I made the switch from 6.8.0 to 6.9.1, so I can give you a little "heads up".

Overview:
1) check out official branch.
2) delete everything.
3) extract occt official tarball
4) run script/commands to clean the repo. This is in the log of the official branch.
5) make commit and tag.

From here you have a choice of whether to use a git workflow or a patch workflow. denis started updating the patches for 6.9.0, but I don't think he finished. I never updated the patches for 6.9.1. So the 691patched_3 branch, that has the changes contained in the patches, is a little more current. I guess I will stop here as everything that follows will be dependent on your workflow. Does that answer your questions? You can view the schooling Denis gave us before the 6.9.1 update. https://gitter.im/tpaviot/oce



IMHO: I think the repo organization and workflow is poor. A better process will make updating to occt releases .... less hard. Here is what I suggest: The master branch should be an exact mirror of the occt master branch. Each official occt release should be applied from a diff to the master branch. All oce work is done in branches off master. No merges into master.
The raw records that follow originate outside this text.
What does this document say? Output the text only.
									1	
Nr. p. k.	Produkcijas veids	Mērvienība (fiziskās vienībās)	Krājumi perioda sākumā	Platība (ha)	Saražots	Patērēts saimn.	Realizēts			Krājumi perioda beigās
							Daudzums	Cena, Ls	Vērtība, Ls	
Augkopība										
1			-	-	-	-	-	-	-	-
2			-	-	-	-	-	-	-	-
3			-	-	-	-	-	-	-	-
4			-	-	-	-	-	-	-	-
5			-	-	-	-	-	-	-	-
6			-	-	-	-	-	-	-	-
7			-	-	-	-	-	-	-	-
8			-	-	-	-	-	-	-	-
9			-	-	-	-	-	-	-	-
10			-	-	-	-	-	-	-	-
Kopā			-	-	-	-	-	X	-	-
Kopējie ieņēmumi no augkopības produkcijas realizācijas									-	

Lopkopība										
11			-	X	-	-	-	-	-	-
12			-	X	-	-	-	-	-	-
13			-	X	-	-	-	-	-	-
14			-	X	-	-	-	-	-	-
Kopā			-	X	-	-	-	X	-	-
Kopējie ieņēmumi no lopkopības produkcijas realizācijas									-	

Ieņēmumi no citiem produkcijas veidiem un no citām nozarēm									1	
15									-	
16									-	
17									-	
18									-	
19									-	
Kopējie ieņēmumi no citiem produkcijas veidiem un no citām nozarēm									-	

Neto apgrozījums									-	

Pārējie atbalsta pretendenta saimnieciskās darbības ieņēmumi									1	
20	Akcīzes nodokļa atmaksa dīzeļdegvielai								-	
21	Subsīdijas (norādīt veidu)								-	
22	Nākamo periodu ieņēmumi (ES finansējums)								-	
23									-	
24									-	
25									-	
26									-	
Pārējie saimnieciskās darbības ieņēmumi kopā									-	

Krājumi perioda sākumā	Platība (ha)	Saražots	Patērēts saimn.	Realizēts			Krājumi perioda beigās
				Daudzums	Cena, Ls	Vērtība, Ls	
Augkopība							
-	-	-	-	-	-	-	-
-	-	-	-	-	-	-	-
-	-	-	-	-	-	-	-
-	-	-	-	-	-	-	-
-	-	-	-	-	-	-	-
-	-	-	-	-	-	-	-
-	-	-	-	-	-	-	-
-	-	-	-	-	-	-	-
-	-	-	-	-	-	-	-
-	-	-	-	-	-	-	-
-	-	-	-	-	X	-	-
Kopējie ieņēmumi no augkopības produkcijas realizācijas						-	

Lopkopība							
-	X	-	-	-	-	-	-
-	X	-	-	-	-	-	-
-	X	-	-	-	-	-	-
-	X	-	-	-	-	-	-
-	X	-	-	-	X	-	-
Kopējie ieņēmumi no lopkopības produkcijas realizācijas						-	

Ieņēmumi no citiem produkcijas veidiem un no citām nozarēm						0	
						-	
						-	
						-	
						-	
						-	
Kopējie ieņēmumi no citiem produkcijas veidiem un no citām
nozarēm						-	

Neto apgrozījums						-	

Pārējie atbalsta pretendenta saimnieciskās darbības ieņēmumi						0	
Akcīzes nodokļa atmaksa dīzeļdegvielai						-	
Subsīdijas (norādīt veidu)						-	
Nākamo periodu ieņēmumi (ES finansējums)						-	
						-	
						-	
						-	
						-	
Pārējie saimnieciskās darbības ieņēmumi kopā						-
The first commits of an oce release branch can be the results of the script/commands. As oce changes come in, they get applied to the current release oce branch. Then when it comes time to do an occt official update we have a more natural rebase --onto situation. The fact that the oce repo is not a remote to the occt repo, makes a typical merge workflow poor. Extra effort needs to be made to keep the oce changes completely separated from the occt code.